Selectivity in MN Degeneration in Mouse Models of ALS
Rodent disease models are also useful in studies examining the selective vulnerability of specific MNs within an individual motor pool in ALS. Similar to human ALS, in mouse models based on mutant SOD1G93A, TDP-43A315T and FUSP525L, α-MNs selectively degenerate, while γ-MNs and MNs in the Onuf’s nucleus are spared (Mannen et al., 1977; Lalancette-Hebert et al., 2016). Also, as in ALS patients, the oculomotor MNs are spared in SOD1G93A (Niessen et al., 2006) and SOD1G86R (Nimchinsky et al., 2000) mice, whereas spinal cord MNs, trigeminal, facial and hypoglossal MNs are targeted (Niessen et al., 2006). In rNLS8 mice, MNs in the hypoglossal nucleus and the spinal cord are also involved, whereas those in the oculomotor, trigeminal, and facial nuclei are spared, despite widespread neuronal expression of cytoplasmic hTDP-43 (Spiller et al., 2016a). Atrophy of MNs in the trigeminal motor, facial and hypoglossal nuclei are also significantly smaller in TDP-43 knock-out mice, whereas MNs in the oculomotor nuclei are preserved (Iguchi et al., 2013). In addition, in another TDP-43 model, Prp-TDP43A315T mice, degeneration of specific neuronal populations occurs (Wegorzewska et al., 2009). Cytoplasmic ubiquitinated proteins accumulate in neurons of cortical layer V and in large neurons of the ventral horn and scattered interneurons, despite expression of the Prp-TDP-43A315T transgene in all neurons and glia (Wegorzewska et al., 2009). In a knock-in TDP-43 mouse model bearing a G298S mutation, MN loss was restricted to large-diameter α-MNs (Ebstein et al., 2019). Furthermore, in FUSP525L and FUSR521C mouse models, no significant MN loss was detected in oculomotor neurons, whereas spinal cord MNs were progressively lost during disease course (Sharma et al., 2016).

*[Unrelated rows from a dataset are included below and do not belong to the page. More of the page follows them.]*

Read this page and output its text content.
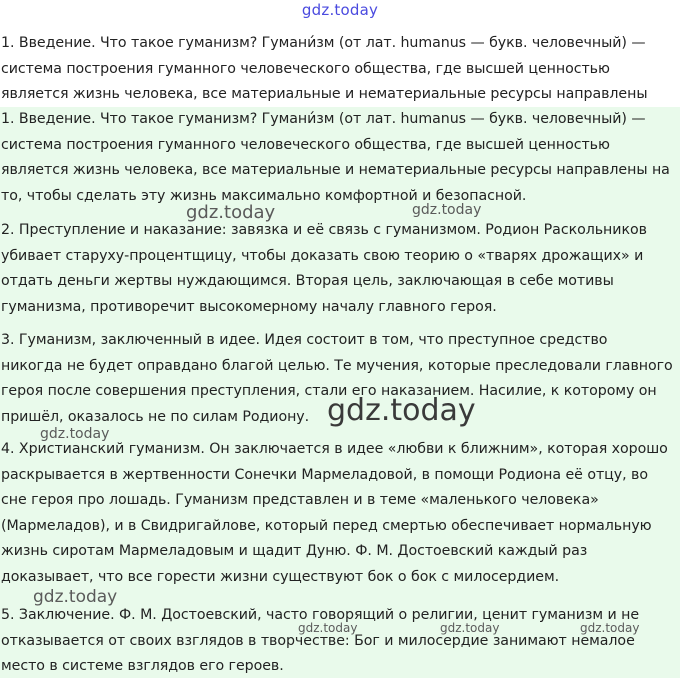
gdz.today

1. Введение. Что такое гуманизм? Гумани́зм (от лат. humanus — букв. человечный) — система построения гуманного человеческого общества, где высшей ценностью является жизнь человека, все материальные и нематериальные ресурсы направлены

1. Введение. Что такое гуманизм? Гумани́зм (от лат. humanus — букв. человечный) — система построения гуманного человеческого общества, где высшей ценностью является жизнь человека, все материальные и нематериальные ресурсы направлены на то, чтобы сделать эту жизнь максимально комфортной и безопасной.

2. Преступление и наказание: завязка и её связь с гуманизмом. Родион Раскольников убивает старуху-процентщицу, чтобы доказать свою теорию о «тварях дрожащих» и отдать деньги жертвы нуждающимся. Вторая цель, заключающая в себе мотивы гуманизма, противоречит высокомерному началу главного героя.

3. Гуманизм, заключенный в идее. Идея состоит в том, что преступное средство никогда не будет оправдано благой целью. Те мучения, которые преследовали главного героя после совершения преступления, стали его наказанием. Насилие, к которому он пришёл, оказалось не по силам Родиону.

4. Христианский гуманизм. Он заключается в идее «любви к ближним», которая хорошо раскрывается в жертвенности Сонечки Мармеладовой, в помощи Родиона её отцу, во сне героя про лошадь. Гуманизм представлен и в теме «маленького человека» (Мармеладов), и в Свидригайлове, который перед смертью обеспечивает нормальную жизнь сиротам Мармеладовым и щадит Дуню. Ф. М. Достоевский каждый раз доказывает, что все горести жизни существуют бок о бок с милосердием.

5. Заключение. Ф. М. Достоевский, часто говорящий о религии, ценит гуманизм и не отказывается от своих взглядов в творчестве: Бог и милосердие занимают немалое место в системе взглядов его героев.

gdz.today	gdz.today
gdz.today
gdz.today
gdz.today
gdz.today	gdz.today	gdz.today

In mutant SOD1G93A mice, FF α-MNs are more susceptible to degenerate than FR α-MNs, resulting in the FF muscles becoming paralyzed before FR muscles (Hegedus et al., 2007). Furthermore, tonic S-units only disconnect from the muscle at disease end stage, meaning that S α-MNs are the least vulnerable within motor pools in SOD1G93A, SOD1G85R (Frey et al., 2000; Pun et al., 2006; Hegedus et al., 2007; Hadzipasic et al., 2014), TDP-43 rNLS8 (Spiller et al., 2016a), FUSR521C and FUSP525L transgenic models (Sharma et al., 2016). These findings together therefore provide strong evidence that there is a gradient of vulnerability amongst spinal MNs, whereby the faster, less excitable motor units are affected before the slower, more excitable types, at least in mouse models. Interestingly, selective denervation of MN subtypes occurs at the NMJ. Less denervation of the relatively resistant slow-twitch soleus muscle (Frey et al., 2000), compared to the vulnerable fast-twitch tibialis anterior muscle, occurs in TDP-43M337V, TDP-43G298S, FUSP525L, FUSR521C and TDP-43 rNLS8 mouse models (Sharma et al., 2016; Spiller et al., 2016a; Ebstein et al., 2019). In both the low- and high-copy s-SOD1G93A and SOD1G93A mice, the onset of interneuron degeneration also precedes the onset of behavioral motor manifestations and most MN degeneration (Chang and Martin, 2009; Jiang et al., 2009; Pullen and Athanasiou, 2009). Subtle changes to inhibitory synaptic inputs to MNs may therefore modulate MN excitability, leading to degeneration and motor symptoms in ALS/FTD.